Every entity that files a franchise tax return should submit its own balance sheet. If the entity does not prepare a separate balance sheet for federal income tax purposes, it can use the standard balance sheet available as part of the Kansas franchise tax return.

If a corporation files a consolidated return at the federal level and the parent and subsidiary have to file separate franchise tax returns, how do they show their income since there will be only one balance sheet?
Every entity that files a franchise tax return should submit its own balance sheet. If the entity does not prepare a separate balance sheet for federal income tax purposes, it can use the standard balance sheet available as part of the Kansas franchise tax return.

Bank holding companies

Is a bank holding company required to file a franchise tax return? If so, since the balance sheet from the federal return shows the investment in the bank and the bank is not subject to franchise tax, what should be shown on the Kansas balance sheet?
A bank holding company is required to file a franchise tax if after subtracting out the value of the bank’s assets, it has assets of $1 million or more of non-bank assets. The balance sheet should show only the non-bank assets.

Section 754 Elections

For purposes of the Kansas franchise tax, is there is an adjustment allowed to partners equity accounts where the partners capital account has been increased as a result of a federal code Section 754 election made on the federal return?
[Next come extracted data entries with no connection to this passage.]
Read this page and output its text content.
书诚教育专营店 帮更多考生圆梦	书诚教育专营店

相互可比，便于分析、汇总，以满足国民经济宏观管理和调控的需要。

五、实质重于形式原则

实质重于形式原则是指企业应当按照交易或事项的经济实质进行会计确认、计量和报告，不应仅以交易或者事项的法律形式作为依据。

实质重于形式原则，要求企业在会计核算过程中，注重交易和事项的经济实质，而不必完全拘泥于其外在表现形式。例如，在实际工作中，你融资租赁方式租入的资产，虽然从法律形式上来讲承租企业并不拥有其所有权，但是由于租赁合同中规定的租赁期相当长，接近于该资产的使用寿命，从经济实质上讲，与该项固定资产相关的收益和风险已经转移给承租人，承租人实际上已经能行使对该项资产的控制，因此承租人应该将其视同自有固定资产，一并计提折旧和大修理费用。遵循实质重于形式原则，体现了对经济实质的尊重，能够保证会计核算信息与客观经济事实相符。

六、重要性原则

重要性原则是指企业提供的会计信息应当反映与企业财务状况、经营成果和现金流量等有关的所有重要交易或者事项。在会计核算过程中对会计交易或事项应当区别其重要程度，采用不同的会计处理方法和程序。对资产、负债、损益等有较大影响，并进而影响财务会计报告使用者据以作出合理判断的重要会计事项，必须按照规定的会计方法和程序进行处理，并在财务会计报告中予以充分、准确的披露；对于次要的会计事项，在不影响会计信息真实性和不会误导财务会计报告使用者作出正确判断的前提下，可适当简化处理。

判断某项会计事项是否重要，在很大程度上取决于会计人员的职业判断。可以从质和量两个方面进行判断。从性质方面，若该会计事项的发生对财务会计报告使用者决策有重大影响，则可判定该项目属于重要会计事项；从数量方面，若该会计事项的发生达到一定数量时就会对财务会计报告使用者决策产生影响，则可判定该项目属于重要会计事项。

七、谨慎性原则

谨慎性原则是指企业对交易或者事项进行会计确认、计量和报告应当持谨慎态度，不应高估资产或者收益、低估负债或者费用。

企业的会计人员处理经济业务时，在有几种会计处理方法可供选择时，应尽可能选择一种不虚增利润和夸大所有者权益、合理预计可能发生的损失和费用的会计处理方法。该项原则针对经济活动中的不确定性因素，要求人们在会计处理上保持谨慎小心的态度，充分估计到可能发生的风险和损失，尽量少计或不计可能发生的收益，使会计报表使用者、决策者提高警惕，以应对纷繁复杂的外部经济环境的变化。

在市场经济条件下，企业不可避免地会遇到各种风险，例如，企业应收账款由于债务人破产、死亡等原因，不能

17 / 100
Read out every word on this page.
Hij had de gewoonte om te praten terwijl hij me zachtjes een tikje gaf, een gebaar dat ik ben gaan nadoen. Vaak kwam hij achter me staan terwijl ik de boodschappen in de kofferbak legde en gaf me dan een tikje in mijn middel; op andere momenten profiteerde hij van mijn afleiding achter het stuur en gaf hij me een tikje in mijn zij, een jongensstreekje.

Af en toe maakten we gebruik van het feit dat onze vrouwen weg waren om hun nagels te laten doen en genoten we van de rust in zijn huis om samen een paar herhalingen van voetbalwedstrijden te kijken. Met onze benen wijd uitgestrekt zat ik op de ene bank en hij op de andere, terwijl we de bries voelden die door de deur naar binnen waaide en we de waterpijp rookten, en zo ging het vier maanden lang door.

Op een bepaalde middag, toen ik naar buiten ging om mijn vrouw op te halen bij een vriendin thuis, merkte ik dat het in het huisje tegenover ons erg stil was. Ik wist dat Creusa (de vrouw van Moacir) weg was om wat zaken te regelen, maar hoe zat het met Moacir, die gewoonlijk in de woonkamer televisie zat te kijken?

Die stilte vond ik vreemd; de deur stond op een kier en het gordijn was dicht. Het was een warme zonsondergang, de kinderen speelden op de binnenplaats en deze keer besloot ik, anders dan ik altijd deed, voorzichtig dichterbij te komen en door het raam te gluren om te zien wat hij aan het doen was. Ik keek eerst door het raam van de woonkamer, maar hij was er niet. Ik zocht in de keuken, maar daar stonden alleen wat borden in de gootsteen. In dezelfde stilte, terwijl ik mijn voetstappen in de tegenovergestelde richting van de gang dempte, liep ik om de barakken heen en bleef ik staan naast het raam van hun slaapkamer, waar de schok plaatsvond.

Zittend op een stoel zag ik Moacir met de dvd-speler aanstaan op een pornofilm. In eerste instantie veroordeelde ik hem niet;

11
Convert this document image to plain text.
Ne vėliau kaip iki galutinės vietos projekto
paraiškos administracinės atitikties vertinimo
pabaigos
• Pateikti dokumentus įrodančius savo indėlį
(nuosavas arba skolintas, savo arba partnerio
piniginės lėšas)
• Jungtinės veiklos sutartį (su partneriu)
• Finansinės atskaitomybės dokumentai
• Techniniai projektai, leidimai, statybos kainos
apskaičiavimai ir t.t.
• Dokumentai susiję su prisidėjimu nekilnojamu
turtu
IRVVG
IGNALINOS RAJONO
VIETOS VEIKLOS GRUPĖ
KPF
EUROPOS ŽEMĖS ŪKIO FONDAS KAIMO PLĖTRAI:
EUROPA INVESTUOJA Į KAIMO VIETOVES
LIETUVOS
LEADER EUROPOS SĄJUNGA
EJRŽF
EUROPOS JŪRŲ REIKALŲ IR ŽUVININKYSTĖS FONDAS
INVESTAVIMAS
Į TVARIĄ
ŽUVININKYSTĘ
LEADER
If a partnership had assets of $1 million and partners capital of $1 million at the beginning of the year and a partner passes away during the year, the use of the 754 election would increase the partners capital accounts at the end of the year where the only event occurring was the death of a partner.
No, there is no adjustment. The amount shown on the balance sheet at the end of the year would be used to determine the amount of franchise tax.